Alexander von Humboldt erforschte, beschrieb, vermaß und sammelte alles, was ihm zwischen 1799 bis 1804 im Norden Südamerikas und in Zentralamerika – meist im heutigen Ecuador – zwischen die Finger kam und machte daraus ein 36 Bände umfassendes Standardwerk der Entdeckerlust. "Viele Fakten – kaum Theorie" würde Gauß gesagt haben, dem Humboldt - sicher überliefert - lediglich 1828 auf einem Naturforscherkongress in Berlin tatsächlich begegnet ist. Dem trockenen Zahlenkönig Gauß wird wenigstens eine Liebesromanze gewährt, zu unsinnlich wäre dessen Geschichte zwischen Schreibtisch und Federkiel sonst gewesen. Opulent hingegen ist natürlich die Story des Naturforschers. Er befreit Sklaven, bewundert Schmetterlinge und empfindet jede Strapaze als Ansporn zu neuen Taten. Die Lebenstragik von Alexander von Humboldt – seine wahrscheinlich unausgelebte Homosexualität – berührt auch Detlev Buck nicht, der bemüht ist, den Bildungskanon der deutschen Gymnasien keinesfalls zu beschädigen, schließlich gibt es zu kaum einem Buch so viele Schulprojekte und Lehrmaterialiensammlungen wie zu Kehlmanns "Die Vermessung der Welt".
"Alexander meinen Sie nicht dass wir zu viel Ladung haben." - Es ist immer zu wenig gemessen daran, was erforscht und Vermessen werden muss." – "Ich meinte zu viel für das Boot." – "Von der nächsten Missionsstation schicken wir einiges nach Europa." – "Nach Europa, das hier geht nach Europa." "Legen Sie das sofort wieder hin." – "Oh bitte: ist es sehr wertvoll?" – "Das ist der Humboldt-Affe."
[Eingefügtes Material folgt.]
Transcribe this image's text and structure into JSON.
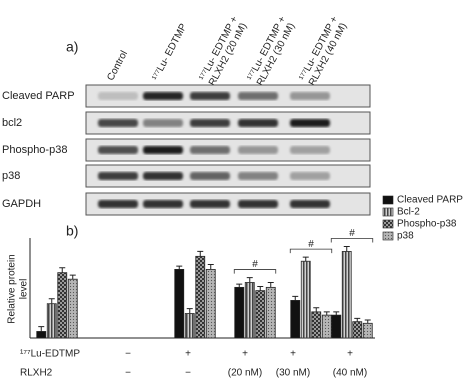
{
  "blot": {
    "panel_label": "a)",
    "lanes": [
      [
        "Control"
      ],
      [
        "¹⁷⁷Lu- EDTMP"
      ],
      [
        "¹⁷⁷Lu- EDTMP +",
        "RLXH2 (20 nM)"
      ],
      [
        "¹⁷⁷Lu- EDTMP +",
        "RLXH2 (30 nM)"
      ],
      [
        "¹⁷⁷Lu- EDTMP +",
        "RLXH2 (40 nM)"
      ]
    ],
    "rows": [
      "Cleaved PARP",
      "bcl2",
      "Phospho-p38",
      "p38",
      "GAPDH"
    ]
  },
  "chart_data": {
    "type": "bar",
    "panel_label": "b)",
    "ylabel": [
      "Relative protein",
      "level"
    ],
    "categories": [
      null,
      null,
      null,
      null,
      null
    ],
    "ylim": [
      0,
      6
    ],
    "series": [
      {
        "name": "Cleaved PARP",
        "color": "#111111",
        "pattern": "solid",
        "values": [
          0.4,
          4.2,
          3.1,
          2.3,
          1.4
        ],
        "errors": [
          0.3,
          0.2,
          0.2,
          0.25,
          0.2
        ]
      },
      {
        "name": "Bcl-2",
        "color": "#d0d0d0",
        "pattern": "stripes",
        "values": [
          2.1,
          1.5,
          3.4,
          4.7,
          5.3
        ],
        "errors": [
          0.3,
          0.3,
          0.3,
          0.25,
          0.3
        ]
      },
      {
        "name": "Phospho-p38",
        "color": "#9a9a9a",
        "pattern": "checker",
        "values": [
          4.0,
          5.0,
          2.9,
          1.6,
          1.0
        ],
        "errors": [
          0.3,
          0.3,
          0.25,
          0.25,
          0.2
        ]
      },
      {
        "name": "p38",
        "color": "#b5b5b5",
        "pattern": "dots",
        "values": [
          3.6,
          4.2,
          3.1,
          1.4,
          0.9
        ],
        "errors": [
          0.25,
          0.3,
          0.3,
          0.2,
          0.2
        ]
      }
    ],
    "significance_labels": [
      null,
      null,
      "#",
      "#",
      "#"
    ],
    "treatment_rows": [
      {
        "label": "¹⁷⁷Lu-EDTMP",
        "values": [
          "−",
          "+",
          "+",
          "+",
          "+"
        ]
      },
      {
        "label": "RLXH2",
        "values": [
          "−",
          "−",
          "(20 nM)",
          "(30 nM)",
          "(40 nM)"
        ]
      }
    ]
  }
}
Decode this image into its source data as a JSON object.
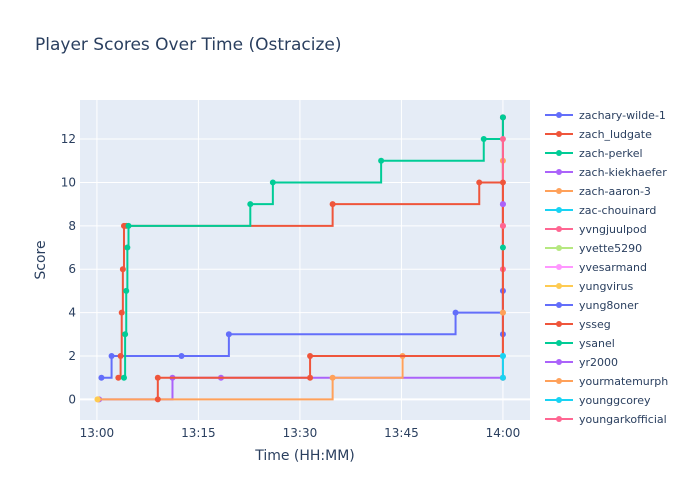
{
  "chart_data": {
    "type": "line",
    "line_shape": "step",
    "title": "Player Scores Over Time (Ostracize)",
    "xlabel": "Time (HH:MM)",
    "ylabel": "Score",
    "x_ticks": [
      "13:00",
      "13:15",
      "13:30",
      "13:45",
      "14:00"
    ],
    "y_ticks": [
      0,
      2,
      4,
      6,
      8,
      10,
      12
    ],
    "xlim": [
      "12:57:30",
      "14:04:00"
    ],
    "ylim": [
      -0.95,
      13.8
    ],
    "grid": true,
    "legend_position": "right",
    "series": [
      {
        "name": "zachary-wilde-1",
        "color": "#636efa",
        "points": [
          [
            "13:00:40",
            1
          ],
          [
            "13:02:10",
            2
          ],
          [
            "13:12:30",
            2
          ],
          [
            "13:19:30",
            3
          ],
          [
            "13:53:00",
            4
          ],
          [
            "14:00:00",
            13
          ]
        ]
      },
      {
        "name": "zach_ludgate",
        "color": "#ef553b",
        "points": [
          [
            "13:03:10",
            1
          ],
          [
            "13:03:30",
            2
          ],
          [
            "13:03:40",
            4
          ],
          [
            "13:03:50",
            6
          ],
          [
            "13:04:00",
            8
          ],
          [
            "13:04:20",
            8
          ],
          [
            "13:34:50",
            9
          ],
          [
            "13:56:30",
            10
          ],
          [
            "14:00:00",
            13
          ]
        ]
      },
      {
        "name": "zach-perkel",
        "color": "#00cc96",
        "points": [
          [
            "13:04:00",
            1
          ],
          [
            "13:04:10",
            3
          ],
          [
            "13:04:20",
            5
          ],
          [
            "13:04:30",
            7
          ],
          [
            "13:04:40",
            8
          ],
          [
            "13:22:40",
            9
          ],
          [
            "13:26:00",
            10
          ],
          [
            "13:42:00",
            11
          ],
          [
            "13:57:10",
            12
          ],
          [
            "14:00:00",
            13
          ]
        ]
      },
      {
        "name": "zach-kiekhaefer",
        "color": "#ab63fa",
        "points": [
          [
            "13:00:20",
            0
          ],
          [
            "13:11:10",
            1
          ],
          [
            "13:18:20",
            1
          ],
          [
            "14:00:00",
            1
          ],
          [
            "14:00:00",
            9
          ]
        ]
      },
      {
        "name": "zach-aaron-3",
        "color": "#ffa15a",
        "points": [
          [
            "13:00:10",
            0
          ],
          [
            "13:34:50",
            1
          ],
          [
            "13:45:10",
            2
          ],
          [
            "14:00:00",
            1
          ],
          [
            "14:00:00",
            11
          ]
        ]
      },
      {
        "name": "zac-chouinard",
        "color": "#19d3f3",
        "points": [
          [
            "14:00:00",
            1
          ],
          [
            "14:00:00",
            2
          ]
        ]
      },
      {
        "name": "yvngjuulpod",
        "color": "#ff6692",
        "points": [
          [
            "14:00:00",
            6
          ],
          [
            "14:00:00",
            8
          ],
          [
            "14:00:00",
            12
          ]
        ]
      },
      {
        "name": "yvette5290",
        "color": "#b6e880",
        "points": [
          [
            "14:00:00",
            4
          ]
        ]
      },
      {
        "name": "yvesarmand",
        "color": "#ff97ff",
        "points": [
          [
            "14:00:00",
            5
          ]
        ]
      },
      {
        "name": "yungvirus",
        "color": "#fecb52",
        "points": [
          [
            "13:00:05",
            0
          ]
        ]
      },
      {
        "name": "yung8oner",
        "color": "#636efa",
        "points": [
          [
            "14:00:00",
            3
          ],
          [
            "14:00:00",
            5
          ]
        ]
      },
      {
        "name": "ysseg",
        "color": "#ef553b",
        "points": [
          [
            "13:09:00",
            0
          ],
          [
            "13:09:00",
            1
          ],
          [
            "13:31:30",
            1
          ],
          [
            "13:31:30",
            2
          ],
          [
            "14:00:00",
            10
          ]
        ]
      },
      {
        "name": "ysanel",
        "color": "#00cc96",
        "points": [
          [
            "14:00:00",
            7
          ]
        ]
      },
      {
        "name": "yr2000",
        "color": "#ab63fa",
        "points": [
          [
            "14:00:00",
            9
          ]
        ]
      },
      {
        "name": "yourmatemurph",
        "color": "#ffa15a",
        "points": [
          [
            "14:00:00",
            4
          ]
        ]
      },
      {
        "name": "younggcorey",
        "color": "#19d3f3",
        "points": [
          [
            "14:00:00",
            2
          ]
        ]
      },
      {
        "name": "youngarkofficial",
        "color": "#ff6692",
        "points": [
          [
            "14:00:00",
            8
          ]
        ]
      }
    ]
  }
}
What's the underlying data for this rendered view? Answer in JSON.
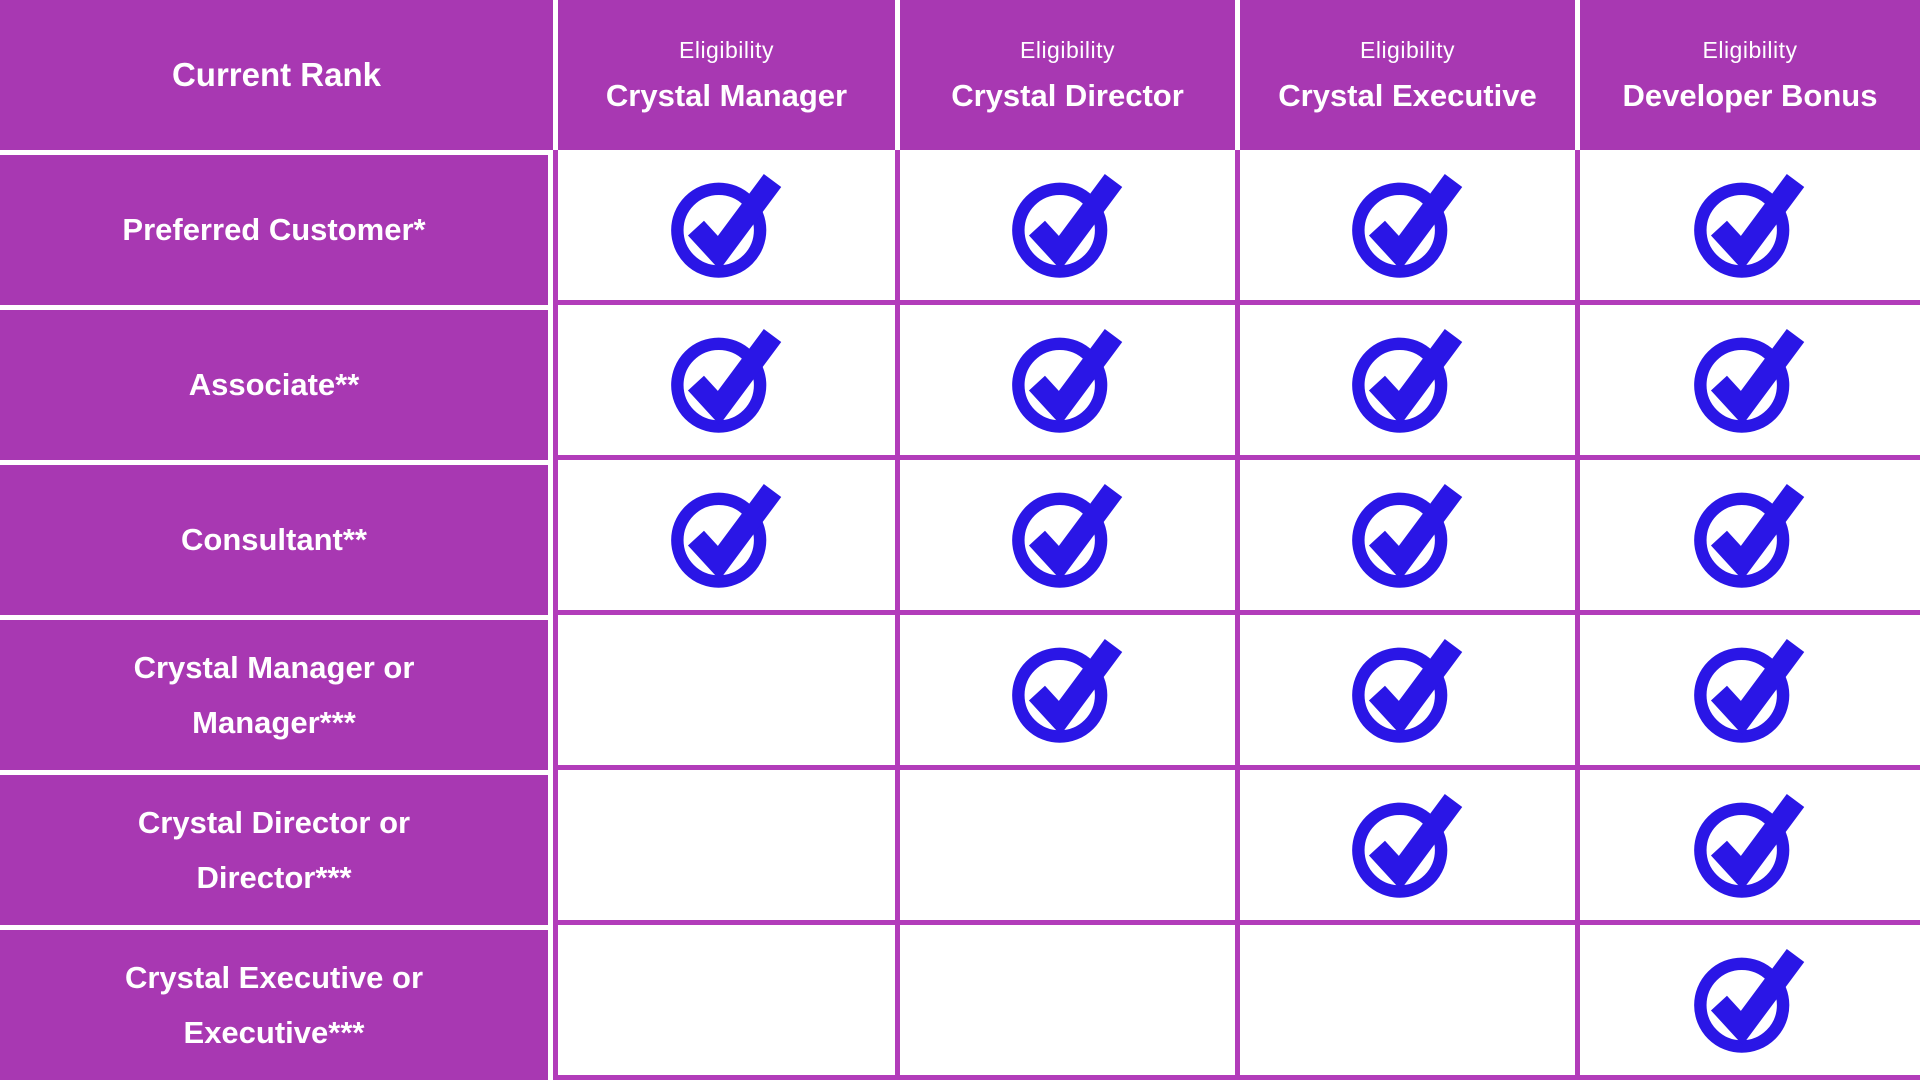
{
  "colors": {
    "header_purple": "#A838B2",
    "grid_line_magenta": "#B23CBA",
    "check_blue": "#2A16E6",
    "cell_white": "#FFFFFF",
    "header_text_white": "#FFFFFF"
  },
  "table": {
    "corner_header": "Current Rank",
    "eligibility_label": "Eligibility",
    "columns": [
      {
        "label": "Crystal Manager"
      },
      {
        "label": "Crystal Director"
      },
      {
        "label": "Crystal Executive"
      },
      {
        "label": "Developer Bonus"
      }
    ],
    "rows": [
      {
        "lines": [
          "Preferred Customer*"
        ],
        "checks": [
          true,
          true,
          true,
          true
        ]
      },
      {
        "lines": [
          "Associate**"
        ],
        "checks": [
          true,
          true,
          true,
          true
        ]
      },
      {
        "lines": [
          "Consultant**"
        ],
        "checks": [
          true,
          true,
          true,
          true
        ]
      },
      {
        "lines": [
          "Crystal Manager or",
          "Manager***"
        ],
        "checks": [
          false,
          true,
          true,
          true
        ]
      },
      {
        "lines": [
          "Crystal Director or",
          "Director***"
        ],
        "checks": [
          false,
          false,
          true,
          true
        ]
      },
      {
        "lines": [
          "Crystal Executive or",
          "Executive***"
        ],
        "checks": [
          false,
          false,
          false,
          true
        ]
      }
    ],
    "check_icon": "circled-checkmark-icon"
  },
  "chart_data": {
    "type": "table",
    "row_header_title": "Current Rank",
    "column_superscript": "Eligibility",
    "columns": [
      "Crystal Manager",
      "Crystal Director",
      "Crystal Executive",
      "Developer Bonus"
    ],
    "rows": [
      {
        "rank": "Preferred Customer*",
        "eligible": [
          true,
          true,
          true,
          true
        ]
      },
      {
        "rank": "Associate**",
        "eligible": [
          true,
          true,
          true,
          true
        ]
      },
      {
        "rank": "Consultant**",
        "eligible": [
          true,
          true,
          true,
          true
        ]
      },
      {
        "rank": "Crystal Manager or Manager***",
        "eligible": [
          false,
          true,
          true,
          true
        ]
      },
      {
        "rank": "Crystal Director or Director***",
        "eligible": [
          false,
          false,
          true,
          true
        ]
      },
      {
        "rank": "Crystal Executive or Executive***",
        "eligible": [
          false,
          false,
          false,
          true
        ]
      }
    ],
    "legend": "checkmark = eligible, blank = not eligible",
    "layout": "header row purple with white dividers; white body cells with magenta grid lines"
  }
}
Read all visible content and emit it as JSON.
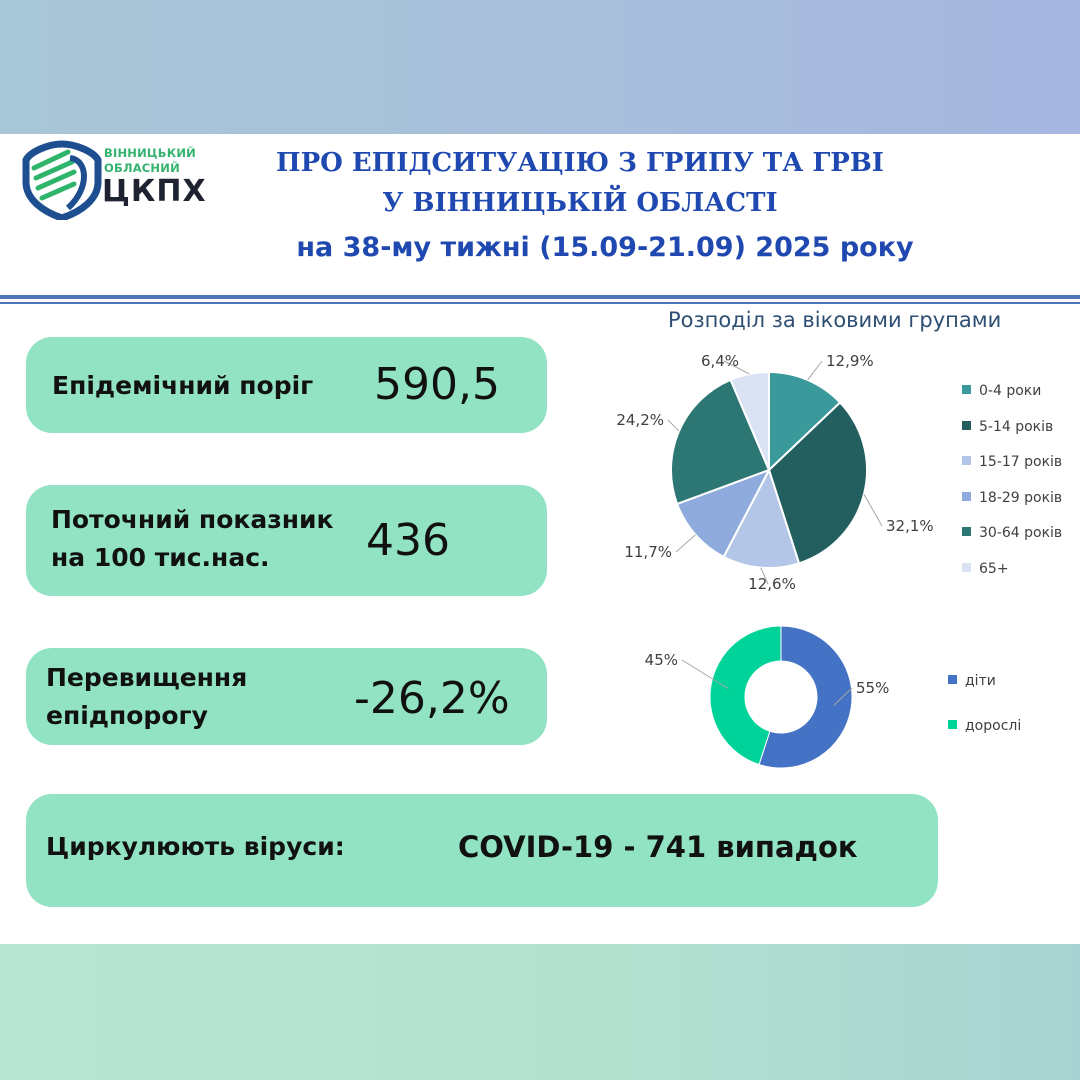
{
  "header": {
    "logo_small_line1": "ВІННИЦЬКИЙ",
    "logo_small_line2": "ОБЛАСНИЙ",
    "logo_big": "ЦКПХ",
    "title_line1": "ПРО ЕПІДСИТУАЦІЮ З ГРИПУ ТА ГРВІ",
    "title_line2": "У ВІННИЦЬКІЙ ОБЛАСТІ",
    "subtitle": "на 38-му тижні (15.09-21.09) 2025 року"
  },
  "colors": {
    "card": "#92e3c4",
    "title": "#1f49b0",
    "logo_green": "#34b36f",
    "logo_navy": "#1d4e8f"
  },
  "cards": {
    "threshold": {
      "label": "Епідемічний поріг",
      "value": "590,5"
    },
    "current": {
      "label_line1": "Поточний показник",
      "label_line2": "на 100 тис.нас.",
      "value": "436"
    },
    "excess": {
      "label_line1": "Перевищення",
      "label_line2": "епідпорогу",
      "value": "-26,2%"
    },
    "viruses": {
      "label": "Циркулюють віруси:",
      "value": "COVID-19 - 741 випадок"
    }
  },
  "chart_data": [
    {
      "type": "pie",
      "title": "Розподіл за віковими групами",
      "categories": [
        "0-4 роки",
        "5-14 років",
        "15-17 років",
        "18-29 років",
        "30-64 років",
        "65+"
      ],
      "values": [
        12.9,
        32.1,
        12.6,
        11.7,
        24.2,
        6.4
      ],
      "data_labels": [
        "12,9%",
        "32,1%",
        "12,6%",
        "11,7%",
        "24,2%",
        "6,4%"
      ],
      "colors": [
        "#3a9a9b",
        "#235f5e",
        "#b4c6e7",
        "#8faadc",
        "#2c7674",
        "#dae3f3"
      ],
      "legend_position": "right"
    },
    {
      "type": "pie",
      "title": "",
      "categories": [
        "діти",
        "дорослі"
      ],
      "values": [
        55,
        45
      ],
      "data_labels": [
        "55%",
        "45%"
      ],
      "colors": [
        "#4472c4",
        "#00d39a"
      ],
      "legend_position": "right"
    }
  ]
}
Mindestens zwei Affenarten sind nach Humboldt benannt - außerdem Schmetterlinge, Pflanzenarten und Vielfüßler aller Art. Detlev Bucks braver Historienschinken, oft keineswegs unansehnlich, aber im Kern mehr eine visuell aufbereitete Geschichtslektion als ein spannender Film ist eine grandiose Produzentenleistung in 3-D. Doch den Wissenschaftsstreit zwischen Empirie und Theorie entscheidet er nicht.